23/11/2021

Vision Oil Analysis for Passenger Car

Heavy traffic, modern engine technology and the rise of the gig economy have all contributed to increased levels of stop-start driving, which can take its toll on both your engine and its oil. These challenging driving patterns make it difficult to predict the length of time or number of miles before an oil change is required: your oil may need to be changed before the manufacturer recommended interval.

By taking an 80 ml oil sample, the condition of your oil and level of engine protection can be identified. Analysis of metal wear particles in the oil indicates engine component condition and any signs of premature wear – giving you a broader picture of the health of your engine.

Sample analysis can also help identify causes of engine failure, or simply give you peace of mind that your engine has been filled with the correct product.

Vision Oil Analysis is available for the Passenger Car, Motorcycle, Classic Car and Performance Vehicle markets. Each kit comes with a tailored form containing a set of questions for you to answer about your specific vehicle, which the technical experts at Millers Oils will use alongside your oil sample analysis results to make recommendations for your oil. Results and recommendations are sent directly to your inbox.

Andy Ogley, Technical Research & Development Manager at Millers Oils says:

“Carrying out oil sample analysis can detect issues such as excessive wear and contamination by water and fuel.
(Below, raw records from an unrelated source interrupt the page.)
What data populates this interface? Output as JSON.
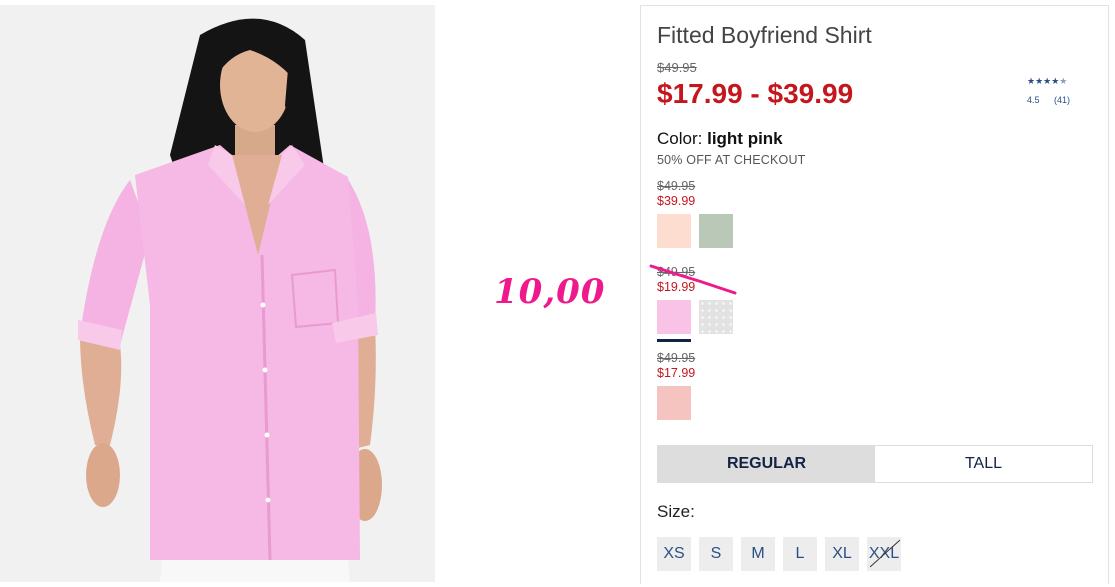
{
  "product": {
    "title": "Fitted Boyfriend Shirt",
    "original_price": "$49.95",
    "sale_range": "$17.99 - $39.99",
    "rating_value": "4.5",
    "rating_count": "(41)",
    "rating_stars": 4.5,
    "color_label": "Color:",
    "color_name": "light pink",
    "promo": "50% OFF AT CHECKOUT"
  },
  "price_groups": [
    {
      "was": "$49.95",
      "now": "$39.99",
      "swatches": [
        {
          "name": "peach",
          "color": "#fcddd0"
        },
        {
          "name": "sage",
          "color": "#b9c8b7"
        }
      ]
    },
    {
      "was": "$49.95",
      "now": "$19.99",
      "swatches": [
        {
          "name": "light pink",
          "color": "#f8c3e6",
          "selected": true
        },
        {
          "name": "grey dot",
          "pattern": "dots"
        }
      ]
    },
    {
      "was": "$49.95",
      "now": "$17.99",
      "swatches": [
        {
          "name": "blush",
          "color": "#f5c4c1"
        }
      ]
    }
  ],
  "annotation": {
    "text": "10,00",
    "color": "#ee1a8c"
  },
  "fit_tabs": [
    {
      "label": "REGULAR",
      "active": true
    },
    {
      "label": "TALL",
      "active": false
    }
  ],
  "size_label": "Size:",
  "sizes": [
    {
      "label": "XS",
      "available": true
    },
    {
      "label": "S",
      "available": true
    },
    {
      "label": "M",
      "available": true
    },
    {
      "label": "L",
      "available": true
    },
    {
      "label": "XL",
      "available": true
    },
    {
      "label": "XXL",
      "available": false
    }
  ],
  "colors": {
    "sale_red": "#c5161d",
    "navy": "#122344",
    "link_blue": "#2a4f86",
    "shirt_pink": "#f6b8e4"
  }
}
With early detection it is possible to improve engine life and reliability, reduce or even avoid unwanted down-time through component failure.”

Sample analysis reports include information about:

Viscosity: Viscosity is crucial for optimum lubrication, and can change due to contamination or oxidation. If the viscosity is too low there is a risk of oil film failure, increased friction, wear and sensitivity to particle contamination. If the viscosity is too high it can result in poor start-up lubrication, as well as excessive energy consumption and overheating.

Additive level: Additives such as anti-wear and anti-corrosion become depleted over time as they fulfil their purpose in the oil. Once consumed, the oil will be out of specification and no longer be able to provide the required engine protection.

Contamination: Oil can become contaminated by environmental factors such as water, dust and debris, as well as by other oils. Contamination can alter viscosity, cause premature wear and promote oxidation of the oil.

Wear metals: Wear metals in the oil offer an insight into not just the health of the oil but the health of the engine components. High levels of a certain metal can indicate that a particular component may need replacing soon.